Público
Público

La mala sintonía con Cospedal

Cascos criticó duramente su doble papel en el partido

Publicidad
Media: 0
Votos: 0

Hace una semana, en una rueda de prensa, María Dolores de Cospedal no quiso valorar si Francisco Álvarez Cascos era un buen candidato. La mano derecha de Mariano Rajoy se limitó a señalar que la dirección nacional no había mantenido 'ninguna conversación' con él sobre su posible regreso a primera línea política y que, en cualquier caso, el candidato sería elegido por el comité electoral del PP. La respuesta dada los periodistas puso en evidencia la falta de sintonía entre ambos.

Las relaciones están deterioradas desde que, en noviembre de 2008, el ex ministro arremetió duramente contra la cúpula del PP en el transcurso de una conferencia universitaria. Cascos señaló que el problema de su partido era de 'proyecto, equipo y trabajo'. En plena guerra interna, la secretaria general había cargado contra los críticos de su partido acusándolos de ser unos 'anónimos cobardes que reman en contra'. Para el ex vicepresidente del Gobierno de Aznar sus palabras fueron una ofensa en toda regla.

A su juicio todo dirigente político debía seguir las cuatro reglas del conde de Romanones: 'Sumar lo más, restar lo menos, multiplicar prudentemente y dividir al adversario'. Y, según él, Cospedal no cumplía ninguna de ellas y más bien parecía que le quería 'quitar el puesto a Pepiño Blanco'. 'En vez de hablar del PSOE se dedica a criticar al PP', resaltó molesto.

También le indignó que Cospedal dijera que ella 'no compatibilizaría el escaño de diputada con el trabajo en un bufete de abogados'. Algo que hacen muchos parlamentarios como, por ejemplo, su antecesor en el cargo, Ángel Acebes.

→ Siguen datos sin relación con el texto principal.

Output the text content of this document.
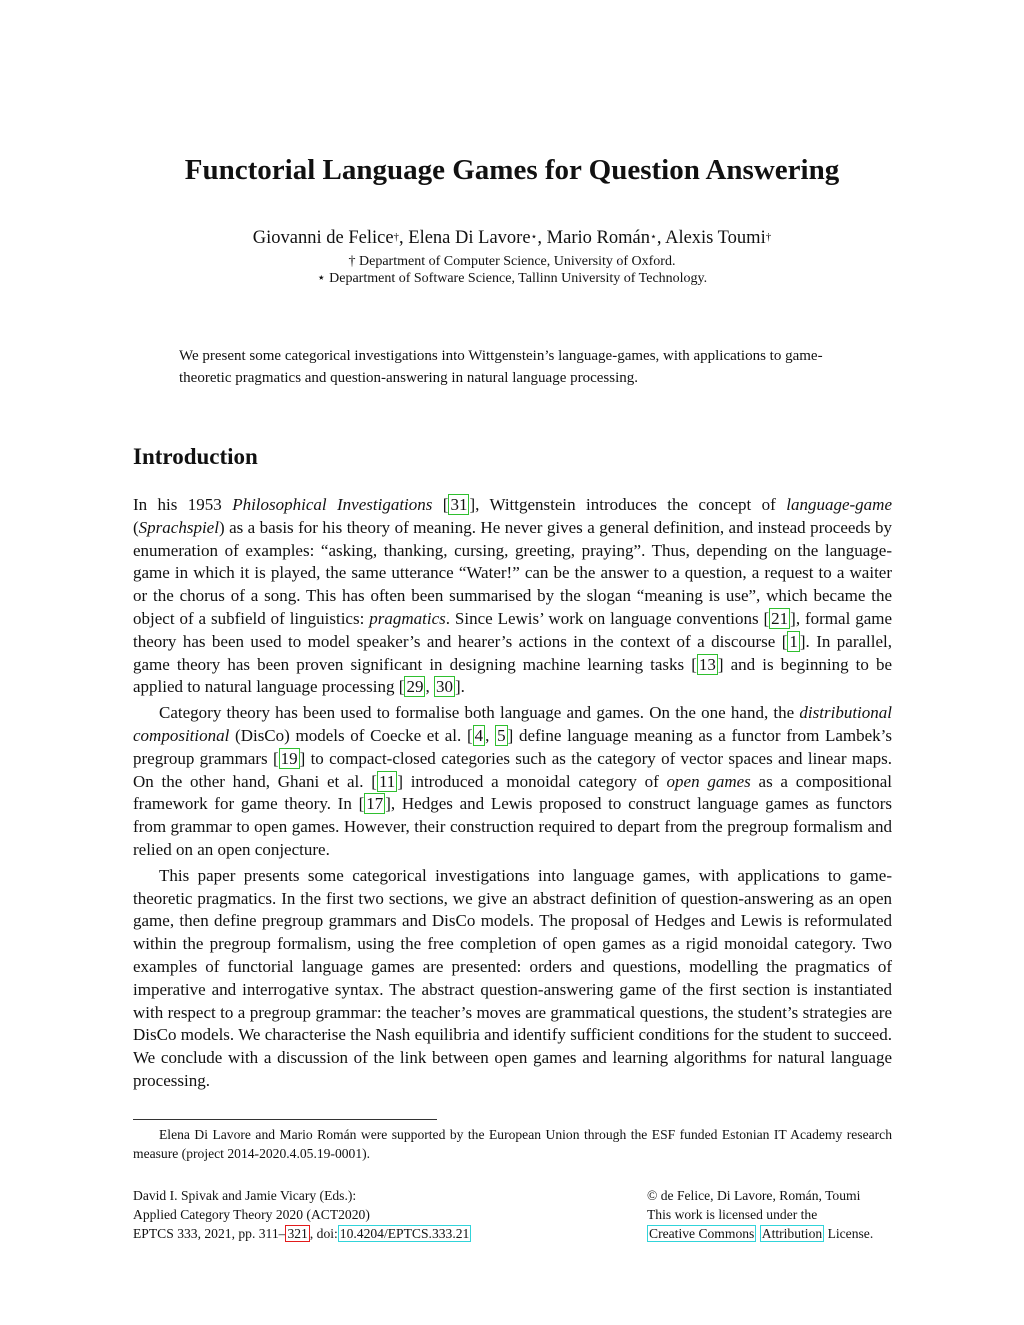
Functorial Language Games for Question Answering
Giovanni de Felice†, Elena Di Lavore⋆, Mario Román⋆, Alexis Toumi†
† Department of Computer Science, University of Oxford.
⋆ Department of Software Science, Tallinn University of Technology.
We present some categorical investigations into Wittgenstein’s language-games, with applications to game-theoretic pragmatics and question-answering in natural language processing.
Introduction

In his 1953 Philosophical Investigations [ 31 ], Wittgenstein introduces the concept of language-game (Sprachspiel) as a basis for his theory of meaning. He never gives a general definition, and instead proceeds by enumeration of examples: “asking, thanking, cursing, greeting, praying”. Thus, depending on the language-game in which it is played, the same utterance “Water!” can be the answer to a question, a request to a waiter or the chorus of a song. This has often been summarised by the slogan “meaning is use”, which became the object of a subfield of linguistics: pragmatics. Since Lewis’ work on language conventions [ 21 ], formal game theory has been used to model speaker’s and hearer’s actions in the context of a discourse [ 1 ]. In parallel, game theory has been proven significant in designing machine learning tasks [ 13 ] and is beginning to be applied to natural language processing [ 29 , 30 ].

Category theory has been used to formalise both language and games. On the one hand, the distributional compositional (DisCo) models of Coecke et al. [ 4 , 5 ] define language meaning as a functor from Lambek’s pregroup grammars [ 19 ] to compact-closed categories such as the category of vector spaces and linear maps. On the other hand, Ghani et al. [ 11 ] introduced a monoidal category of open games as a compositional framework for game theory. In [ 17 ], Hedges and Lewis proposed to construct language games as functors from grammar to open games. However, their construction required to depart from the pregroup formalism and relied on an open conjecture.

This paper presents some categorical investigations into language games, with applications to game-theoretic pragmatics. In the first two sections, we give an abstract definition of question-answering as an open game, then define pregroup grammars and DisCo models. The proposal of Hedges and Lewis is reformulated within the pregroup formalism, using the free completion of open games as a rigid monoidal category. Two examples of functorial language games are presented: orders and questions, modelling the pragmatics of imperative and interrogative syntax. The abstract question-answering game of the first section is instantiated with respect to a pregroup grammar: the teacher’s moves are grammatical questions, the student’s strategies are DisCo models. We characterise the Nash equilibria and identify sufficient conditions for the student to succeed. We conclude with a discussion of the link between open games and learning algorithms for natural language processing.

Elena Di Lavore and Mario Román were supported by the European Union through the ESF funded Estonian IT Academy research measure (project 2014-2020.4.05.19-0001).
David I. Spivak and Jamie Vicary (Eds.):
Applied Category Theory 2020 (ACT2020)
EPTCS 333, 2021, pp. 311– 321 , doi: 10.4204/EPTCS.333.21
© de Felice, Di Lavore, Román, Toumi
This work is licensed under the
Creative Commons Attribution License.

'Son dos maneras completamente diferentes de entender y dirigir la intendencia'

Cascos señaló que se estaba censurando a mucha gente del partido y no le pareció lógico teniendo en cuenta que Cospedal ocupa dos puestos: el de secretaria general y el de presidenta del PP de Castilla-La Mancha. El ex ministro recordó que cuando él estuvo al frente no le sobró ni un minuto para dedicarse a otras labores. 'Es cierto que no fue muy benévolo con ella, pero es que siempre ha defendido el cumplimiento exacto de los Estatutos. No en vano fue quien los redactó', dice un amigo suyo.

'Son dos maneras completamente diferentes de entender y dirigir la intendencia', explican fuentes conservadoras defendiendo a Cospedal. Lo que ocurre, dicen, es que Cascos minusvalora el trabajo de los demás. Fue lo que concluyeron tras escucharle decir que la acumulación de responsabilidades políticas conduce a 'la inoperancia'. 'Yo no invalido a las personas. No creo que una persona sea por sí misma incompetente para algo, pero tiene que cumplir con unos determinados parámetros para ser el líder, el secretario general, el portavoz parlamentario o un diputado de a pie', argumentó el ex ministro.

Sus palabras aún resuenan en los despachos del partido y también en los del Congreso porque Cascos tampoco ha desaprovechado la ocasión para lanzar toda su artillería pesada contra la portavoz del Grupo Parlamentario Popular, Soraya Sáenz de Santamaría.

Cuando la nombraron, Cascos aprovechó una entrevista en La Clave para dar su punto de vista sobre las primeras decisiones que había adoptado el líder del PP. 'Los noviciados y los catecumenados se hacen en la bancada y no en puestos de responsabilidad', fue el ataque de su espada directo al corazón de la portavoz. Su conclusión fue que Rajoy había optado 'por afines, sacrificando a los más preparados'

Muchos en el PP cuentan que desde entonces las relaciones son tensas y para algunos la brecha con la cúpula, insalvable. Pero Cascos mantiene el contacto con Mariano Rajoy. De vez en cuando se acerca por la sede nacional del partido, afirman que saluda a compañeros y despacha con el jefe de la oposición.

En el PP asturiano están convencidos de que Rajoy aplicará lo que tanto presume tener: 'sentido común'. 'No le pondría pegas si le pidiera volver. Han sido compañeros durante años y sabe el tirón que tiene en su tierra. No creo que lo despreciara', dice un dirigente de la formación regional.